One day, as I was walking through the dining hall, two women stopped me and asked me why God punished the “more humble” by destroying their houses; making them homeless and apparently never took anything away from the rich. My first question was: “Do you both believe in God?” They replied: “Yes.” So, I said: “Do you have faith in him?” “We don’t want to lose our faith” They replied.

So, I sat with them and began to explain the reasons Funchal flooded. I began to explain the physics of river length versus depth and width. I began to show them the potential architectural structural differences between the houses that were destroyed and those that weren’t. I made them think about geographic choice of locations for more humble abodes versus more upper market properties. I offered them scientific data for climatic changes and so on, until one of them said: “So, really it has nothing to do with God punishing anyone.” I simply smiled at her.

Then, the other lady hit with a question I wasn’t expecting.
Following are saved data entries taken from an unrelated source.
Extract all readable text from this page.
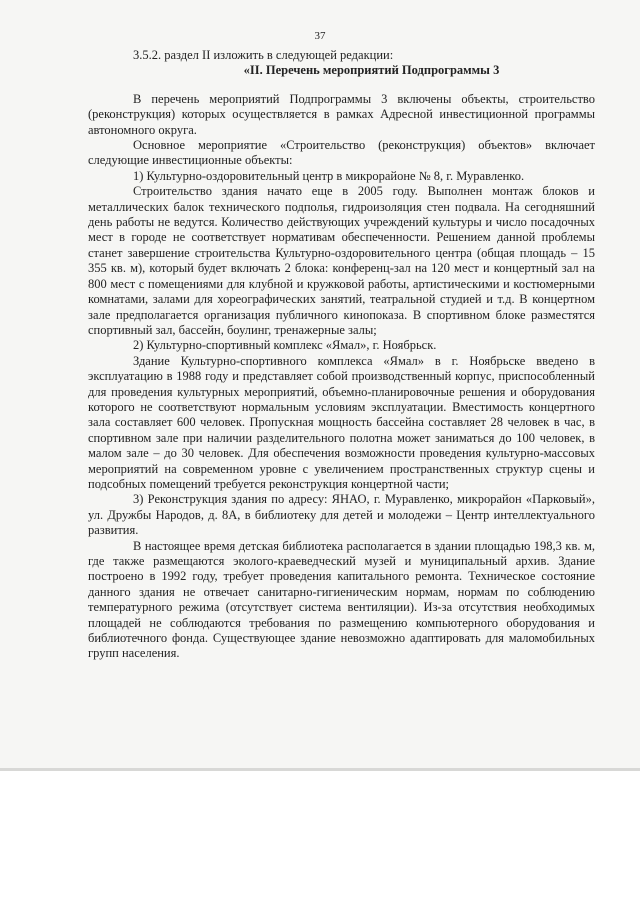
37

3.5.2. раздел II изложить в следующей редакции:

«II. Перечень мероприятий Подпрограммы 3

В перечень мероприятий Подпрограммы 3 включены объекты, строительство (реконструкция) которых осуществляется в рамках Адресной инвестиционной программы автономного округа.

Основное мероприятие «Строительство (реконструкция) объектов» включает следующие инвестиционные объекты:

1) Культурно-оздоровительный центр в микрорайоне № 8, г. Муравленко.

Строительство здания начато еще в 2005 году. Выполнен монтаж блоков и металлических балок технического подполья, гидроизоляция стен подвала. На сегодняшний день работы не ведутся. Количество действующих учреждений культуры и число посадочных мест в городе не соответствует нормативам обеспеченности. Решением данной проблемы станет завершение строительства Культурно-оздоровительного центра (общая площадь – 15 355 кв. м), который будет включать 2 блока: конференц-зал на 120 мест и концертный зал на 800 мест с помещениями для клубной и кружковой работы, артистическими и костюмерными комнатами, залами для хореографических занятий, театральной студией и т.д. В концертном зале предполагается организация публичного кинопоказа. В спортивном блоке разместятся спортивный зал, бассейн, боулинг, тренажерные залы;

2) Культурно-спортивный комплекс «Ямал», г. Ноябрьск.

Здание Культурно-спортивного комплекса «Ямал» в г. Ноябрьске введено в эксплуатацию в 1988 году и представляет собой производственный корпус, приспособленный для проведения культурных мероприятий, объемно-планировочные решения и оборудования которого не соответствуют нормальным условиям эксплуатации. Вместимость концертного зала составляет 600 человек. Пропускная мощность бассейна составляет 28 человек в час, в спортивном зале при наличии разделительного полотна может заниматься до 100 человек, в малом зале – до 30 человек. Для обеспечения возможности проведения культурно-массовых мероприятий на современном уровне с увеличением пространственных структур сцены и подсобных помещений требуется реконструкция концертной части;

3) Реконструкция здания по адресу: ЯНАО, г. Муравленко, микрорайон «Парковый», ул. Дружбы Народов, д. 8А, в библиотеку для детей и молодежи – Центр интеллектуального развития.

В настоящее время детская библиотека располагается в здании площадью 198,3 кв. м, где также размещаются эколого-краеведческий музей и муниципальный архив. Здание построено в 1992 году, требует проведения капитального ремонта. Техническое состояние данного здания не отвечает санитарно-гигиеническим нормам, нормам по соблюдению температурного режима (отсутствует система вентиляции). Из-за отсутствия необходимых площадей не соблюдаются требования по размещению компьютерного оборудования и библиотечного фонда. Существующее здание невозможно адаптировать для маломобильных групп населения.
She said: “What about the people who died?” My reply was honest, I said: “I don’t know. I know it’s not a punishment because God is a God of love. Maybe, with all the disasters everywhere in the world at the moment, God can’t help us and protect us all at the same time. So, maybe he needed some extra Angels to help him watch over us from up there.”

In situations of Emergency and Crisis Intervention, a psychologist (or any individual in a support position) needs to be able to:

Attach and Detach simultaneously.
Show compassion and kindness.
Respect spiritual, traditional and cultural differences.
Be calm within themselves to project and instill calmness in others.
Be empathetic and sympathetic but not patronising.
Recognise their own limitations.
Be honest and open hearted.
Practice, teach and offer integrative alternatives to conventional methods of psychological treatment.
Recognise each case as an individual case.

Anyone, regardless of whether you’re a psychologist or not, can apply these few principles when helping someone to overcome a difficult situation in their life.